Cela dit, l'honnêteté m'oblige à reconnaître que les "maîtres en élégance", tenants de l"'école classique", ont tôt fait d'user d'un ton doctoral assez désagréable. Du haut de leur chaire, on les voit distribuer bons points et mauvais points avec une assurance qui les rend agaçants. Passé un certain âge, la posture humiliante de l'élève n'est pas supportable. Sur ce chapitre, suis-je moi-même exempt de tout reproche ? Un commentaire de Philippe Booch à mon article Du luxe caché ou montré m'a donné à réfléchir. Je concluais mon propos sur ce trait : "Donnez de l'argent aux pauvres et vous en ferez presque tous des bourgeois mal nippés." Philippe Booch me tança avec une ironie consommée : "Cette dernière phrase est toute en nuance, aucun mépris, légère et subtile comme les étoffes de vigogne que vous devez adorer..." Je lui répondis que "je n'(étais) pas né avec une petite cuillère d'argent dans la bouche ni avec une couverture de vigogne dans le berceau." Il commenta derechef : " J'ai trouvé votre article conforme à ce que je pense... à la réserve de cette dernière phrase que j'ai trouvée un poil condescendante. Mais c'est un peu la figure imposée de ce genre d'exercice." Ainsi donc, il serait acquis que les défenseurs d'une certaine conception de l'élégance fussent hautains et cassants. Ma phrase était-elle "un poil condescendante" ? J'ai en tout cas retenu la leçon et, depuis, avant leur publication, je prends soin de soumettre mes articles... à une épilation totale.

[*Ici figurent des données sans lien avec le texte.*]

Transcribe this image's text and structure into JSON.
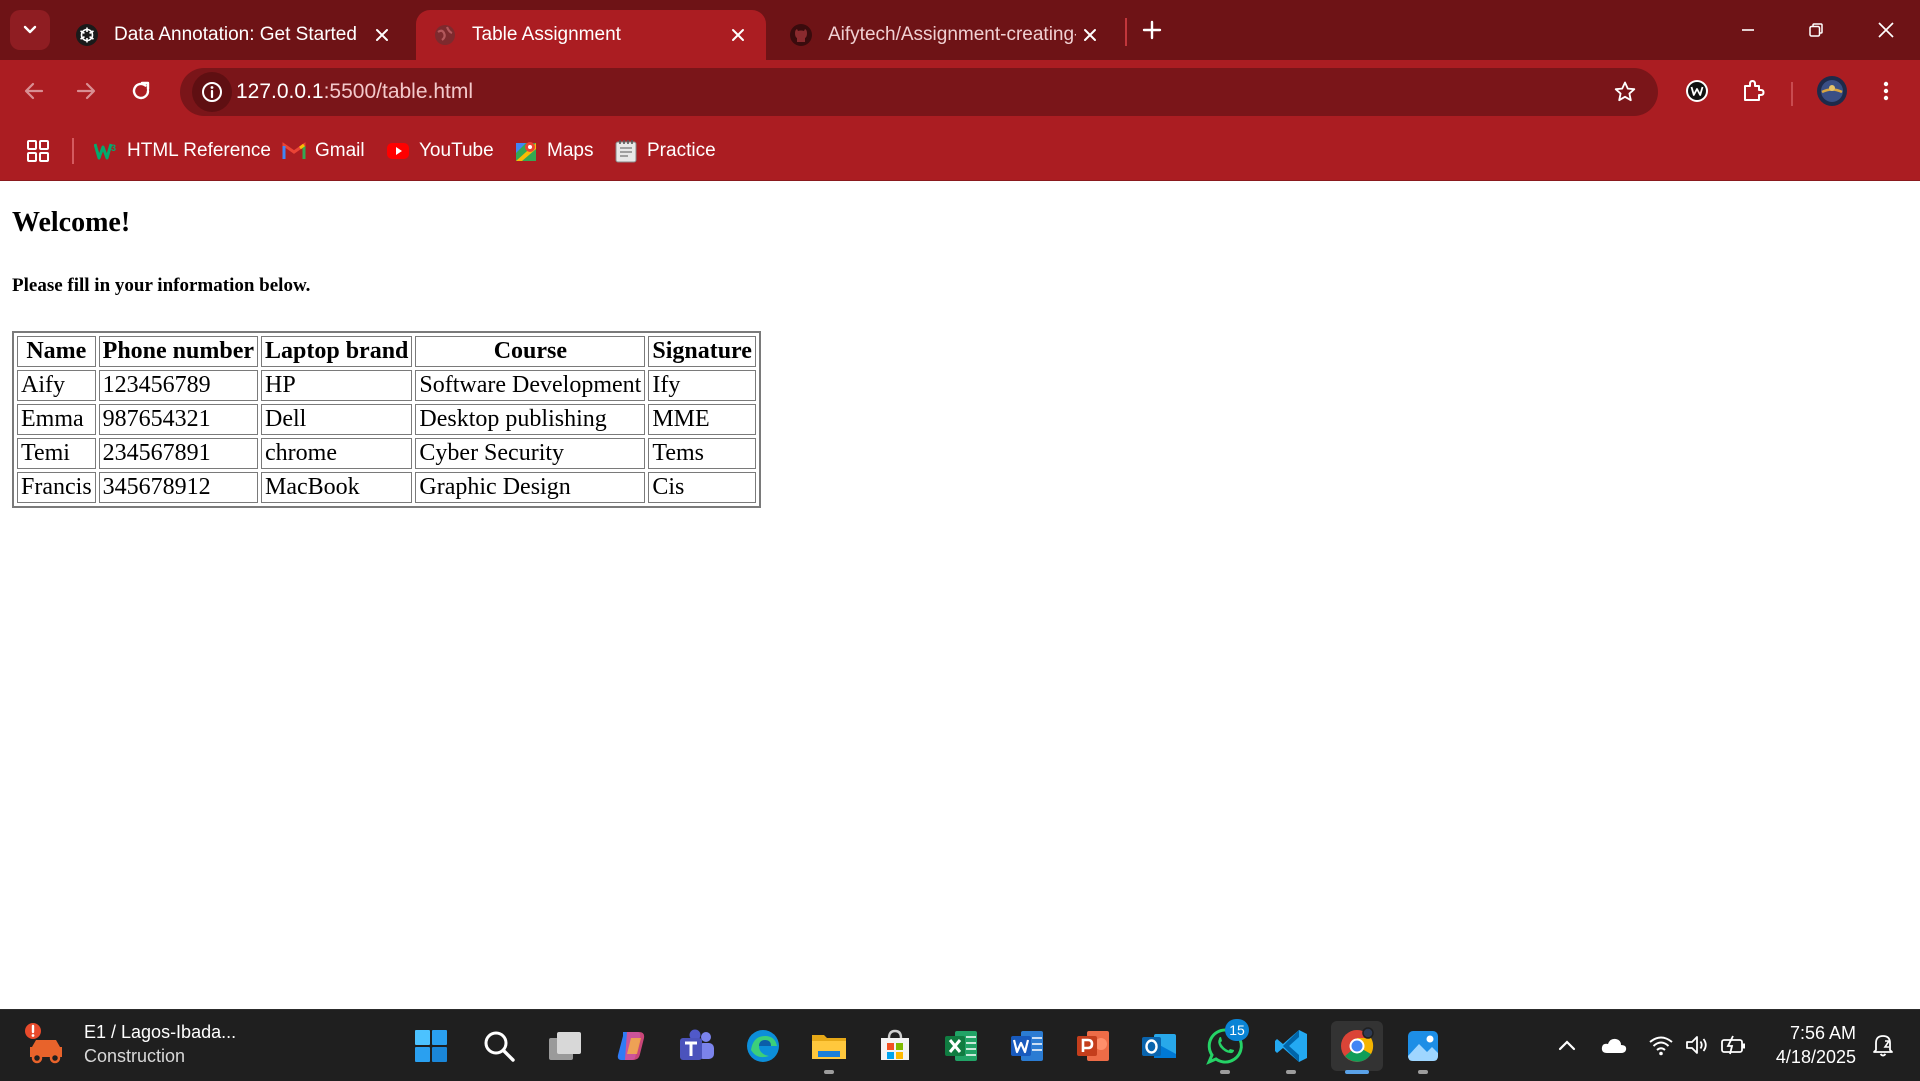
{
  "browser": {
    "tabs": [
      {
        "title": "Data Annotation: Get Started",
        "icon": "openai-icon",
        "active": false
      },
      {
        "title": "Table Assignment",
        "icon": "globe-icon",
        "active": true
      },
      {
        "title": "Aifytech/Assignment-creating-t",
        "icon": "github-icon",
        "active": false
      }
    ],
    "url_host": "127.0.0.1",
    "url_rest": ":5500/table.html",
    "bookmarks": [
      {
        "label": "HTML Reference",
        "icon": "w3schools-icon"
      },
      {
        "label": "Gmail",
        "icon": "gmail-icon"
      },
      {
        "label": "YouTube",
        "icon": "youtube-icon"
      },
      {
        "label": "Maps",
        "icon": "maps-icon"
      },
      {
        "label": "Practice",
        "icon": "practice-icon"
      }
    ],
    "colors": {
      "frame": "#6e1316",
      "toolbar": "#ab1d22",
      "omnibox": "#7a1519"
    }
  },
  "page": {
    "heading": "Welcome!",
    "subheading": "Please fill in your information below.",
    "table": {
      "headers": [
        "Name",
        "Phone number",
        "Laptop brand",
        "Course",
        "Signature"
      ],
      "rows": [
        [
          "Aify",
          "123456789",
          "HP",
          "Software Development",
          "Ify"
        ],
        [
          "Emma",
          "987654321",
          "Dell",
          "Desktop publishing",
          "MME"
        ],
        [
          "Temi",
          "234567891",
          "chrome",
          "Cyber Security",
          "Tems"
        ],
        [
          "Francis",
          "345678912",
          "MacBook",
          "Graphic Design",
          "Cis"
        ]
      ]
    }
  },
  "taskbar": {
    "news_title": "E1 / Lagos-Ibada...",
    "news_sub": "Construction",
    "apps": [
      "start-icon",
      "search-icon",
      "task-view-icon",
      "copilot-icon",
      "teams-icon",
      "edge-icon",
      "file-explorer-icon",
      "store-icon",
      "excel-icon",
      "word-icon",
      "powerpoint-icon",
      "outlook-icon",
      "whatsapp-icon",
      "vscode-icon",
      "chrome-icon",
      "photos-icon"
    ],
    "whatsapp_badge": "15",
    "time": "7:56 AM",
    "date": "4/18/2025"
  }
}
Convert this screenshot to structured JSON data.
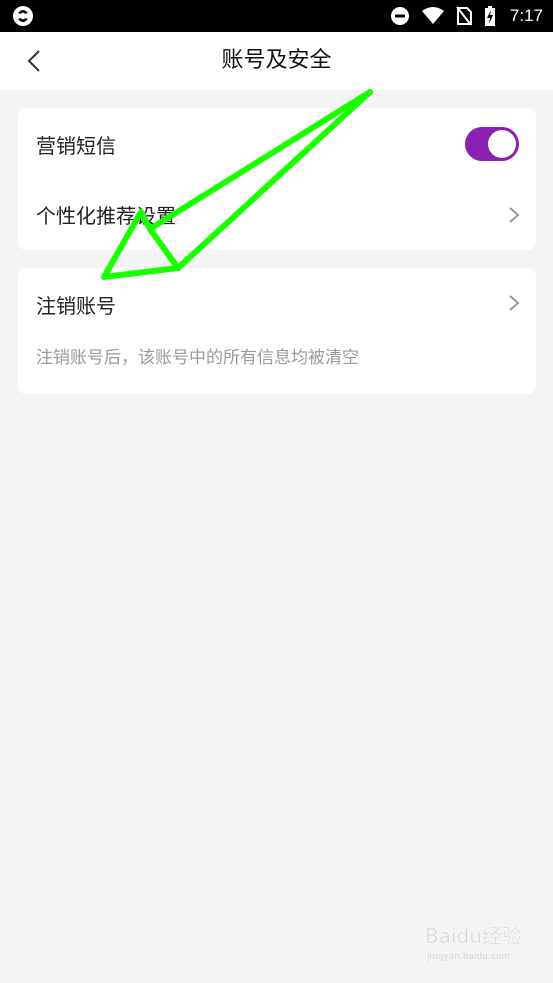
{
  "status_bar": {
    "time": "7:17",
    "icons": [
      "app-logo-icon",
      "do-not-disturb-icon",
      "wifi-icon",
      "no-sim-icon",
      "battery-charging-icon"
    ]
  },
  "header": {
    "title": "账号及安全",
    "back_icon": "chevron-left-icon"
  },
  "settings": {
    "marketing_sms": {
      "label": "营销短信",
      "enabled": true,
      "toggle_color": "#8a1fb0"
    },
    "personalized_recommendation": {
      "label": "个性化推荐设置"
    },
    "cancel_account": {
      "label": "注销账号",
      "description": "注销账号后，该账号中的所有信息均被清空"
    }
  },
  "annotation": {
    "arrow_color": "#19ff00"
  },
  "watermark": {
    "brand": "Baidu经验",
    "sub": "jingyan.baidu.com"
  }
}
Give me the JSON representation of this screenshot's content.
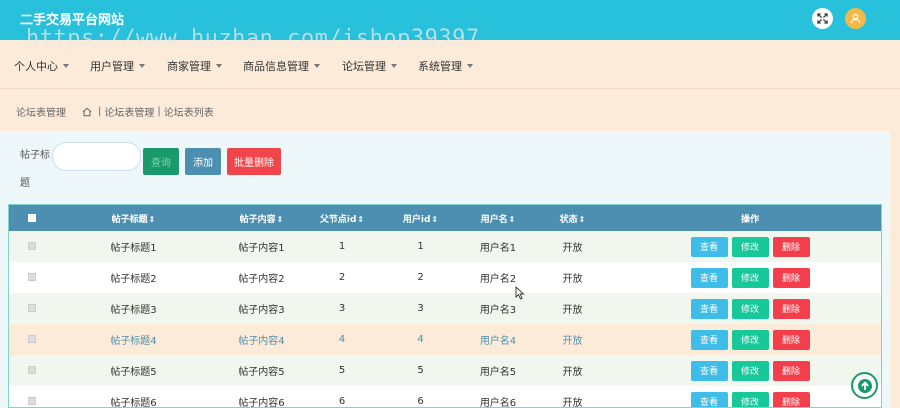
{
  "header": {
    "site_title": "二手交易平台网站",
    "watermark": "https://www.huzhan.com/ishop39397"
  },
  "nav": {
    "items": [
      {
        "label": "个人中心"
      },
      {
        "label": "用户管理"
      },
      {
        "label": "商家管理"
      },
      {
        "label": "商品信息管理"
      },
      {
        "label": "论坛管理"
      },
      {
        "label": "系统管理"
      }
    ]
  },
  "breadcrumb": {
    "left": "论坛表管理",
    "sep1": "|",
    "crumb1": "论坛表管理",
    "sep2": "|",
    "crumb2": "论坛表列表"
  },
  "search": {
    "label": "帖子标题",
    "value": "",
    "search_label": "查询",
    "add_label": "添加",
    "batch_delete_label": "批量删除"
  },
  "table": {
    "columns": [
      "帖子标题",
      "帖子内容",
      "父节点id",
      "用户id",
      "用户名",
      "状态",
      "操作"
    ],
    "sort_glyph": "⇕",
    "actions": {
      "view": "查看",
      "edit": "修改",
      "delete": "删除"
    },
    "rows": [
      {
        "title": "帖子标题1",
        "content": "帖子内容1",
        "parentid": "1",
        "userid": "1",
        "username": "用户名1",
        "status": "开放"
      },
      {
        "title": "帖子标题2",
        "content": "帖子内容2",
        "parentid": "2",
        "userid": "2",
        "username": "用户名2",
        "status": "开放"
      },
      {
        "title": "帖子标题3",
        "content": "帖子内容3",
        "parentid": "3",
        "userid": "3",
        "username": "用户名3",
        "status": "开放"
      },
      {
        "title": "帖子标题4",
        "content": "帖子内容4",
        "parentid": "4",
        "userid": "4",
        "username": "用户名4",
        "status": "开放"
      },
      {
        "title": "帖子标题5",
        "content": "帖子内容5",
        "parentid": "5",
        "userid": "5",
        "username": "用户名5",
        "status": "开放"
      },
      {
        "title": "帖子标题6",
        "content": "帖子内容6",
        "parentid": "6",
        "userid": "6",
        "username": "用户名6",
        "status": "开放"
      }
    ]
  },
  "colors": {
    "topbar": "#27c1dc",
    "nav_bg": "#fcebd9",
    "header_row": "#4d8fb0",
    "view": "#3dbde8",
    "edit": "#17c89a",
    "delete": "#f23f4b"
  },
  "icons": {
    "fullscreen": "expand-icon",
    "avatar": "user-icon",
    "home": "home-icon",
    "back_to_top": "arrow-up-icon"
  }
}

La simplicité et le respect de l'autre sont des indicateurs d'élégance. Car l’élégance est aussi une affaire de manières. S'il m'est arrivé de l'oublier, je le regrette sincèrement. Mais qu'on ne confonde pas tout : juger les apparences ne signifie pas juger sur les apparences. Si, par exemple, j'ai moqué dans mon billet Au revoir la mise du Français moyen en vacances, c'était à raison : je me sens offensé par l'irrespect dont son laisser-aller témoigne. De même, les sots qui se parent méritent mon blâme. Je pardonne, en revanche, aux fautes de goût et j'admire les trouvailles qui attestent un don. Mais le don restant l'exception, je crois très utile la diffusion des règles du bien-vêtir. S'habiller est un acte culturel et, par là, il s'apprend. On apprend à conduire; pourquoi n'apprendrait-on pas à s'habiller ? Il existe un code de la route et il existe un dress code. De même que la connaissance du premier ne garantit pas qu'on soit un bon conducteur, de même celle du second ne signifie pas qu'on s'habille bien. Mais au moins permet-elle qu'on le fasse moins mal. Et c’est déjà une sacrée victoire.